When a sheet is read in, I append it to a dataframe, then I read the next sheet etc..
The result is a dataframe of 876rows and 50 columns. That is good. But - as mentioned - with a different column order than the original set.
WORKAROUND : I save the order in a list and reapply it at the final dataframe, but that doesn't explain the behaviour.

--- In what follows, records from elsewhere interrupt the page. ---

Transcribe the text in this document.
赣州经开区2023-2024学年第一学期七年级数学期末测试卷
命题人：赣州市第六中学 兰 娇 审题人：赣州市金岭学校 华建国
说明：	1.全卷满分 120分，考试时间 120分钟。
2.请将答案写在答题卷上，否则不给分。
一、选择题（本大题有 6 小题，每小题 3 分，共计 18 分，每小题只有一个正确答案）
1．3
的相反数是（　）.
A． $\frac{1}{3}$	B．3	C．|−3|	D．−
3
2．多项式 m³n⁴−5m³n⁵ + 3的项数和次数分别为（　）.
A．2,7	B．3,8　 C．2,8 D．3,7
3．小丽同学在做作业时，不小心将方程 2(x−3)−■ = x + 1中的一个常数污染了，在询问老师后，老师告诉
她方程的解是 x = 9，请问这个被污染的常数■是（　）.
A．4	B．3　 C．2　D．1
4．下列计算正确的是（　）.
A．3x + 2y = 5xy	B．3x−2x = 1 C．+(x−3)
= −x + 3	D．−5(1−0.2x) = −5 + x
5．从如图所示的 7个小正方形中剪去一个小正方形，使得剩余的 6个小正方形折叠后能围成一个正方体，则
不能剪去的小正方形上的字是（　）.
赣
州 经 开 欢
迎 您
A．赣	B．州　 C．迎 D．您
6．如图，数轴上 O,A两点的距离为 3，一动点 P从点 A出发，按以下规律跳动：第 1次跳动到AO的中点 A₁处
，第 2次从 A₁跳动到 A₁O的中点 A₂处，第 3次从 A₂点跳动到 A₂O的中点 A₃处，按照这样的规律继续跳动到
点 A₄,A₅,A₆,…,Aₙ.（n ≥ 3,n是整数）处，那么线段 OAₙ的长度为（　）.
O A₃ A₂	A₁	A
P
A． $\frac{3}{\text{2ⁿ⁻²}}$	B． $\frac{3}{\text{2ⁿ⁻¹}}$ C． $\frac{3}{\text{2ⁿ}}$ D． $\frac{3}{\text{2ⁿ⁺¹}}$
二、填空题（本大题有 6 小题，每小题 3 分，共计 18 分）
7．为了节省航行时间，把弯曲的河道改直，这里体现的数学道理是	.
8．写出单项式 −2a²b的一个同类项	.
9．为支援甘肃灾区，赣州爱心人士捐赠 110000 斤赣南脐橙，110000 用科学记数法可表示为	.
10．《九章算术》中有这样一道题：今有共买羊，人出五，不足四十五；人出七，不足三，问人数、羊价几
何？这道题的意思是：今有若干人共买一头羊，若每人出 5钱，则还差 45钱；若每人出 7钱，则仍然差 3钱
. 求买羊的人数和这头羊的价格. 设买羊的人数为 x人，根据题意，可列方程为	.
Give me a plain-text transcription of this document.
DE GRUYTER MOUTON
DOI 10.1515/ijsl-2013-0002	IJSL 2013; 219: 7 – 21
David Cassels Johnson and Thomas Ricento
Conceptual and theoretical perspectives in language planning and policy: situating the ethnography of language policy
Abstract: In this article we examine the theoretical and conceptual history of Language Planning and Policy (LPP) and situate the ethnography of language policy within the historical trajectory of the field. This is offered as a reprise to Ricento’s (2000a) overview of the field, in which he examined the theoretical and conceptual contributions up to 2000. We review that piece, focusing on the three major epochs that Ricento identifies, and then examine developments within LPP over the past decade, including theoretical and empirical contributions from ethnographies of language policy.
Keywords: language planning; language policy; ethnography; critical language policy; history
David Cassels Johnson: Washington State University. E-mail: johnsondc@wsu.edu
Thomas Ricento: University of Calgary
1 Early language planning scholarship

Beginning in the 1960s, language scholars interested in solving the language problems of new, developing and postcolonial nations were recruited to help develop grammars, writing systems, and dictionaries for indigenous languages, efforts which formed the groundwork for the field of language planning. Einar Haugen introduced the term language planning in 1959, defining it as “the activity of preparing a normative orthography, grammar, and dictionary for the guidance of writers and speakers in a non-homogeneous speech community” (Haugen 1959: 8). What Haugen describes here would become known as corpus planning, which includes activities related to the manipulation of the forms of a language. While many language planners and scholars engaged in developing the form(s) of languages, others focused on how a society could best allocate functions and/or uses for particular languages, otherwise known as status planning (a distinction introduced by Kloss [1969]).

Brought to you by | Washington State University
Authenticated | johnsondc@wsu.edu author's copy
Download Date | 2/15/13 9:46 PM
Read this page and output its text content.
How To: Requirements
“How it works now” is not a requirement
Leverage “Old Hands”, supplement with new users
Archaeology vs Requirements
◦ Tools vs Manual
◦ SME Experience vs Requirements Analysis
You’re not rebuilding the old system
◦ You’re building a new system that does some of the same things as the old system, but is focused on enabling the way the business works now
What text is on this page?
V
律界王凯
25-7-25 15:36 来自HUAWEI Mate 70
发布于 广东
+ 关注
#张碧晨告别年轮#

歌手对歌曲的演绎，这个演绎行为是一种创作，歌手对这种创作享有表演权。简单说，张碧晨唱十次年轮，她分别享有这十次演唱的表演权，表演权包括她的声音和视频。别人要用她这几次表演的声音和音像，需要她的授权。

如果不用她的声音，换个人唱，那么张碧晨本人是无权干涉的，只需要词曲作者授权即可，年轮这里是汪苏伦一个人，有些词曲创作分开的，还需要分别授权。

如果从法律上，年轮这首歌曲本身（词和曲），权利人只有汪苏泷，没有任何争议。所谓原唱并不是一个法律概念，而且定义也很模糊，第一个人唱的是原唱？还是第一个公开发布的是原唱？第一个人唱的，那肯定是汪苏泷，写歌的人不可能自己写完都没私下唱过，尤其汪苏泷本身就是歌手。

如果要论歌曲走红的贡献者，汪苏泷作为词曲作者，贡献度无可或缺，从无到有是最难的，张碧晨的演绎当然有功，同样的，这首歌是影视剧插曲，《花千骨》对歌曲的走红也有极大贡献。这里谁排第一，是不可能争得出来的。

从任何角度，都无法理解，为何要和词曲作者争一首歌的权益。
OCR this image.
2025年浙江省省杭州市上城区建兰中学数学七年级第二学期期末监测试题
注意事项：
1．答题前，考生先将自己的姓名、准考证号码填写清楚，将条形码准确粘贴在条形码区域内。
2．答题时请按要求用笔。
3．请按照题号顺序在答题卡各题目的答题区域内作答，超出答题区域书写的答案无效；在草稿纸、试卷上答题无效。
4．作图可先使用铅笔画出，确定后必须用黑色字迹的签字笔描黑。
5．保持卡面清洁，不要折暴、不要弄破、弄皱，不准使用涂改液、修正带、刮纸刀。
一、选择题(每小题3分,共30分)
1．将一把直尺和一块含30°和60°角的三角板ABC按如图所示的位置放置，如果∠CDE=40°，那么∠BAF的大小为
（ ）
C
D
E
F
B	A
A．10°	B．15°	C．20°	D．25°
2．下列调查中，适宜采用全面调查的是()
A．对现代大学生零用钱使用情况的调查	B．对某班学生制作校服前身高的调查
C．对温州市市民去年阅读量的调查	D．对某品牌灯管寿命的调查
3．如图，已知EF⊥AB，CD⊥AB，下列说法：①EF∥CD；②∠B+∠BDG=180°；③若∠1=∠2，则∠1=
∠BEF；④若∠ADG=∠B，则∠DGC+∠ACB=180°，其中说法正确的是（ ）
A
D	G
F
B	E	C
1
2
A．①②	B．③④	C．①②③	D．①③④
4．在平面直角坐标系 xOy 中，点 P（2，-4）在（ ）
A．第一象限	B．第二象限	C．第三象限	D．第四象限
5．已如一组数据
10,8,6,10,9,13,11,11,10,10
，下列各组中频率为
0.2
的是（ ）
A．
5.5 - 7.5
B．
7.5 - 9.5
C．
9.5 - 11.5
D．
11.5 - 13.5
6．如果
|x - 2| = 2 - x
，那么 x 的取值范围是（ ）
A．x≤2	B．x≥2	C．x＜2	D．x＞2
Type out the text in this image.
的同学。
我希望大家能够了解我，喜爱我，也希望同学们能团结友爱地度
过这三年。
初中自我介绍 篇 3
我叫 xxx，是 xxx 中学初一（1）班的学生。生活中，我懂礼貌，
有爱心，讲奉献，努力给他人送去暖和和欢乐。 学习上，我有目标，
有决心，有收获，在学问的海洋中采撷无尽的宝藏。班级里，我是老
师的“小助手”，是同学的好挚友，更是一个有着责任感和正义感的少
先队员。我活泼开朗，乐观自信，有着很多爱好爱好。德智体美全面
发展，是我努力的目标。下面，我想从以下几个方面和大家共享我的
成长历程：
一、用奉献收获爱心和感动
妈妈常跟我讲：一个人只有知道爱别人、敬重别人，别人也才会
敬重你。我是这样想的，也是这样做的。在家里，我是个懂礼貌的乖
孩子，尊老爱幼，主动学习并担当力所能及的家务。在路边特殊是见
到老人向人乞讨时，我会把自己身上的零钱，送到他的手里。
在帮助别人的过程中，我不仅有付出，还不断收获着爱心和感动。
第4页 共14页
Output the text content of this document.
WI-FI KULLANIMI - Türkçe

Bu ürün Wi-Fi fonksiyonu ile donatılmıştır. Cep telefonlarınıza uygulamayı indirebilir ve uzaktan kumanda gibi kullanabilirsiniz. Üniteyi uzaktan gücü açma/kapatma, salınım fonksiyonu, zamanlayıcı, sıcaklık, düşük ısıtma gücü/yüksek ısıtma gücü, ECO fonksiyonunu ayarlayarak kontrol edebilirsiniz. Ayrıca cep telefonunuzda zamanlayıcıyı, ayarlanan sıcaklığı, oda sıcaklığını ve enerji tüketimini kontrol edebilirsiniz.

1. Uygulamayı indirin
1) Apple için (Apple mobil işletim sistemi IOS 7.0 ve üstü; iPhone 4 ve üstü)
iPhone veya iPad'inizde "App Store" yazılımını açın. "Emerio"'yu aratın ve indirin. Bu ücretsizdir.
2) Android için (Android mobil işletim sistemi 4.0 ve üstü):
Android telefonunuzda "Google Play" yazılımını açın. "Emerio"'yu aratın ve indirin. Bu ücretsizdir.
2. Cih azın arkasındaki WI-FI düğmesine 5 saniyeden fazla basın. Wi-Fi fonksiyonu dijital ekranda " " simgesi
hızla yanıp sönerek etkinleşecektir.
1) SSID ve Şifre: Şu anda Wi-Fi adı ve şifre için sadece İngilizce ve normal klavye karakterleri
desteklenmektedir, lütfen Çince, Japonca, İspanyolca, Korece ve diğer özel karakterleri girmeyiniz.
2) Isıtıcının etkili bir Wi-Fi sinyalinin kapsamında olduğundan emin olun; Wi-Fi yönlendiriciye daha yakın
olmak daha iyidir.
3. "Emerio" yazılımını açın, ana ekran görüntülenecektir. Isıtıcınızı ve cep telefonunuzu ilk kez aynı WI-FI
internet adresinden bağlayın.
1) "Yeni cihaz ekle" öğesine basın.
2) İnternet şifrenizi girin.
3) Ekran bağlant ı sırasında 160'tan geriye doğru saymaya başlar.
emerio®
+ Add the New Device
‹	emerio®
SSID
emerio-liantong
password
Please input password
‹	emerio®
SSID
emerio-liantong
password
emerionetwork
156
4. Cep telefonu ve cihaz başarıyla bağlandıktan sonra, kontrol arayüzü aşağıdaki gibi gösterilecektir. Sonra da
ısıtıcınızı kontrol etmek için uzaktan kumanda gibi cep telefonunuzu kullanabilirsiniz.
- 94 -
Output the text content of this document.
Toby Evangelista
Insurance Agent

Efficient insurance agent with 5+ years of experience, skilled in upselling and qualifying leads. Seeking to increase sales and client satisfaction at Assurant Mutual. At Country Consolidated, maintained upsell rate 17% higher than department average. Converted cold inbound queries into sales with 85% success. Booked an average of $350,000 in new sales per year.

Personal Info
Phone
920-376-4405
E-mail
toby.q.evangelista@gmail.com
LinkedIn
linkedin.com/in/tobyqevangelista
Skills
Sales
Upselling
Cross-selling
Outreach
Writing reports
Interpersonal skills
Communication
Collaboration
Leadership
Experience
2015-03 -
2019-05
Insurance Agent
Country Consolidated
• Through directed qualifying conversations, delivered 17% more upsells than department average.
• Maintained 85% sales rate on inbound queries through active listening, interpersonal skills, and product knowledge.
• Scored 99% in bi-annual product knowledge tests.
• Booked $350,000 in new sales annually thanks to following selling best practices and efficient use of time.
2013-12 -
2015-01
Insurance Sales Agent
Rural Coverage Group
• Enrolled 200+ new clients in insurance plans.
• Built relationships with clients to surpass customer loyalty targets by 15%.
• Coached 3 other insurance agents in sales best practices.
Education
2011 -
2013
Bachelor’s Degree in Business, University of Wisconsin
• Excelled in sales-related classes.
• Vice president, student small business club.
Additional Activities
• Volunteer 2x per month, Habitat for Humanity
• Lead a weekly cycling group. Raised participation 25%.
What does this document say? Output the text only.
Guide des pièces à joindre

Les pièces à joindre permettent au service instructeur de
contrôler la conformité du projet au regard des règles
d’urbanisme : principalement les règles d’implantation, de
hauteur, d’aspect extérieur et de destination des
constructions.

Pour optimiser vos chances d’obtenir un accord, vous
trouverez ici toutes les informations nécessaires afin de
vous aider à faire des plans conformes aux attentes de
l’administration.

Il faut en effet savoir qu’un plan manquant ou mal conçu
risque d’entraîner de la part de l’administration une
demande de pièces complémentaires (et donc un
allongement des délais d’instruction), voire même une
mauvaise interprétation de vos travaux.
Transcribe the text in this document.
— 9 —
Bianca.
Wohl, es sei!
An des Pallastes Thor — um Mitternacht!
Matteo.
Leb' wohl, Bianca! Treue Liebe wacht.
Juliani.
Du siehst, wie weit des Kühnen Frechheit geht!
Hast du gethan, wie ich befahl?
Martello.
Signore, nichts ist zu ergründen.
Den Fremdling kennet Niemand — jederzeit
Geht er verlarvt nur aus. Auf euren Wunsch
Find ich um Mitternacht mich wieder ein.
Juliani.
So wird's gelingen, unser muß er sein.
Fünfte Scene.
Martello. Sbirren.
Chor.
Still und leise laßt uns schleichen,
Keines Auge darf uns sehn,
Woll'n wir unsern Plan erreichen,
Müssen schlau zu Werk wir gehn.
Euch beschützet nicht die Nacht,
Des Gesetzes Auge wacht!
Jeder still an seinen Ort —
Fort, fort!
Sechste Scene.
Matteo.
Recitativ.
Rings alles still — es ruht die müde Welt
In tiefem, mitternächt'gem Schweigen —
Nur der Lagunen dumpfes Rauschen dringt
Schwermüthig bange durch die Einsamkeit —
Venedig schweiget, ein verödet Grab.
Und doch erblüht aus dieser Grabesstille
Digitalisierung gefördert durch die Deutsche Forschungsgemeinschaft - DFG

If I try to replay this with a sample code (see underneath) but I cannot replay the behaviour, my sample code works as expected and preserves the order. Any idea how I can start to investigate this behaviour?
import pandas as pd
import numpy as np
t0=pd.DataFrame()
t1=pd.DataFrame(np.arange(12).reshape((4,3)),
columns=[['one','two','four'],['five','six','eight']])
t1['Month']='January'
t1.set_index(['Month'], inplace=True)
t2=pd.DataFrame(np.arange(12,24).reshape((4,3)),
columns=[['one','two','four'],['five','six','eight']])
t2['Month']='February'
t2.set_index(['Month'], inplace=True)
t3=pd.concat([t0,t1])
t3=pd.concat([t3,t2])
t3
Do you have an old version of Pandas?
Older defaulted .concat()
's sort
arg to unset (None
), which sorted based upon whether the data was already sorted, while the latest defaults to False
Try explicitly setting sort=False
and/or upgrading Pandas if possible!
sort : boolean, default None
Sort non-concatenation axis if it is not already aligned when join is ‘outer’. The current default of sorting is deprecated and will change to not-sorting in a future version of pandas.
Explicitly pass
sort=True
to silence the warning and sort. Explicitly passsort=False
to silence the warning and not sort.This has no effect when
join='inner'
, which already preserves the order of the non-concatenation axis.New in version 0.23.0.
Pandas latest stable and v1.2.1 (time of writing)
sort : bool, default False
Sort non-concatenation axis if it is not already aligned when join is ‘outer’. This has no effect when join='inner', which already preserves the order of the non-concatenation axis.
Changed in version 1.0.0: Changed to not sort by default.